Oct. 12 (UPI) — Another island in the United Arab Emirates has set a new Guinness World Record by creating a unique art installation. Saadiyat Island Abu Dhabi displayed a total of 1,100 messages in bottles, breaking the previous record. Guests at various hotels on the island were invited to write messages about their love for the island, and the notes were put in bottles and arranged on the beach to spell out phrases. The resulting installation was recognized by Guinness World Records as the largest display of messages in bottles. This project was inspired by the Pont des Arts bridge in Paris.

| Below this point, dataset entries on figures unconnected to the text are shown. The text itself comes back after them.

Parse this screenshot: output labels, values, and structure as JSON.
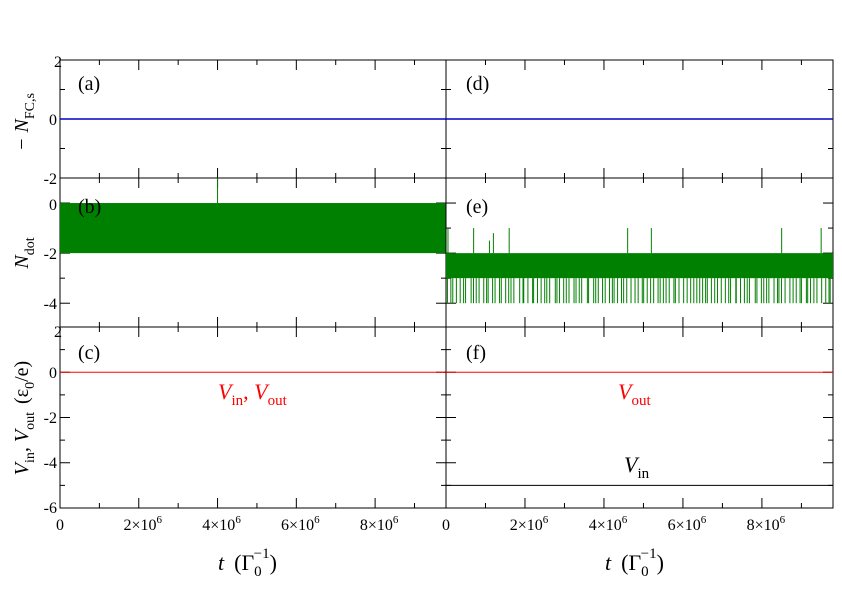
{
  "chart_data": [
    {
      "type": "line",
      "panel_label": "(a)",
      "ylabel": "− N",
      "ylabel_sub": "FC,s",
      "ylim": [
        -2,
        2
      ],
      "ytick_labels": [
        "2",
        "0",
        "-2"
      ],
      "ytick_values": [
        2,
        0,
        -2
      ],
      "xlim": [
        0,
        9800000
      ],
      "series": [
        {
          "color": "#0000cc",
          "x": [
            0,
            9800000
          ],
          "y": [
            0,
            0
          ]
        }
      ]
    },
    {
      "type": "line",
      "panel_label": "(d)",
      "ylim": [
        -2,
        2
      ],
      "xlim": [
        0,
        9800000
      ],
      "series": [
        {
          "color": "#0000cc",
          "x": [
            0,
            9800000
          ],
          "y": [
            0,
            0
          ]
        }
      ]
    },
    {
      "type": "area",
      "panel_label": "(b)",
      "ylabel": "N",
      "ylabel_sub": "dot",
      "ylim": [
        -5,
        1
      ],
      "ytick_labels": [
        "0",
        "-2",
        "-4"
      ],
      "ytick_values": [
        0,
        -2,
        -4
      ],
      "xlim": [
        0,
        9800000
      ],
      "band": {
        "from": -2,
        "to": 0,
        "color": "#008000"
      },
      "spikes": [
        {
          "x": 4000000,
          "from": 0,
          "to": 1
        }
      ]
    },
    {
      "type": "area",
      "panel_label": "(e)",
      "ylim": [
        -5,
        1
      ],
      "xlim": [
        0,
        9800000
      ],
      "band": {
        "from": -3,
        "to": -2,
        "color": "#008000"
      },
      "spikes_up": [
        {
          "x": 50000,
          "to": -1
        },
        {
          "x": 700000,
          "to": -1
        },
        {
          "x": 1100000,
          "to": -1.5
        },
        {
          "x": 1200000,
          "to": -1.2
        },
        {
          "x": 1600000,
          "to": -1
        },
        {
          "x": 4600000,
          "to": -1
        },
        {
          "x": 5200000,
          "to": -1
        },
        {
          "x": 8500000,
          "to": -1
        },
        {
          "x": 9500000,
          "to": -1
        }
      ],
      "spikes_down_to": -4
    },
    {
      "type": "line",
      "panel_label": "(c)",
      "ylabel": "V",
      "ylabel_sub_in": "in",
      "ylabel_comma": ", V",
      "ylabel_sub_out": "out",
      "ylabel_units_a": "(ε",
      "ylabel_units_sub": "0",
      "ylabel_units_b": "/e)",
      "ylim": [
        -6,
        2
      ],
      "ytick_labels": [
        "2",
        "0",
        "-2",
        "-4",
        "-6"
      ],
      "ytick_values": [
        2,
        0,
        -2,
        -4,
        -6
      ],
      "xlim": [
        0,
        9800000
      ],
      "xtick_labels": [
        "0",
        "2×10",
        "4×10",
        "6×10",
        "8×10"
      ],
      "xtick_exp": "6",
      "xtick_values": [
        0,
        2000000,
        4000000,
        6000000,
        8000000
      ],
      "series": [
        {
          "color": "#ff0000",
          "x": [
            0,
            9800000
          ],
          "y": [
            0,
            0
          ]
        },
        {
          "color": "#000000",
          "x": [
            0,
            9800000
          ],
          "y": [
            0,
            0
          ]
        }
      ],
      "annotation": {
        "v1": "V",
        "v1_sub": "in",
        "comma": ", ",
        "v2": "V",
        "v2_sub": "out",
        "color": "#ff0000"
      }
    },
    {
      "type": "line",
      "panel_label": "(f)",
      "ylim": [
        -6,
        2
      ],
      "xlim": [
        0,
        9800000
      ],
      "xtick_labels": [
        "0",
        "2×10",
        "4×10",
        "6×10",
        "8×10"
      ],
      "xtick_exp": "6",
      "xtick_values": [
        0,
        2000000,
        4000000,
        6000000,
        8000000
      ],
      "series": [
        {
          "name": "V_out",
          "color": "#ff0000",
          "x": [
            0,
            9800000
          ],
          "y": [
            0,
            0
          ]
        },
        {
          "name": "V_in",
          "color": "#000000",
          "x": [
            0,
            9800000
          ],
          "y": [
            -5,
            -5
          ]
        }
      ],
      "annotation_out": {
        "v": "V",
        "sub": "out",
        "color": "#ff0000"
      },
      "annotation_in": {
        "v": "V",
        "sub": "in",
        "color": "#000000"
      }
    }
  ],
  "xlabel": {
    "t": "t",
    "gamma": "(Γ",
    "sub": "0",
    "sup": "−1",
    "close": ")"
  }
}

In other news, a flight from Guadalajara to Mexico City faced an unusual delay when the plane was infested with mosquitoes. Passengers onboard the Volaris flight had to swat away mosquitoes and flight attendants even sprayed bug spray to control the situation. The infestation occurred due to the airport’s location near heavy vegetation and frequent flood waters, making it an ideal breeding ground for mosquitoes.
Meanwhile, a gas station in British Columbia captured an amusing incident on its security camera. A black bear was recorded walking into the store, grabbing a packet of gummy bears, and then casually walking out to enjoy its stolen snack. The store owners found it amusing and were not bothered by the bear’s visit, describing it as a bear with a sweet tooth.
In New Zealand, a man attempted to set a new world record for bungee jumping. Mike Hurd successfully completed 941 bungee jumps in 24 hours, surpassing the previous record of 765 jumps. This record-breaking achievement also aimed to raise funds for the Mental Health Foundation, as the jumper wanted to bring attention to mental health issues in the country.
Lastly, residents in Jefferson County, Missouri, have been concerned about a four-point buck that appears to be domesticated. The deer has a collar around its neck with the word “pet” painted on its coat. While some residents find it fascinating, officials have stated that it is illegal to domesticate wildlife in the area. There are also concerns about chronic wasting disease, which can have a severe impact on deer populations.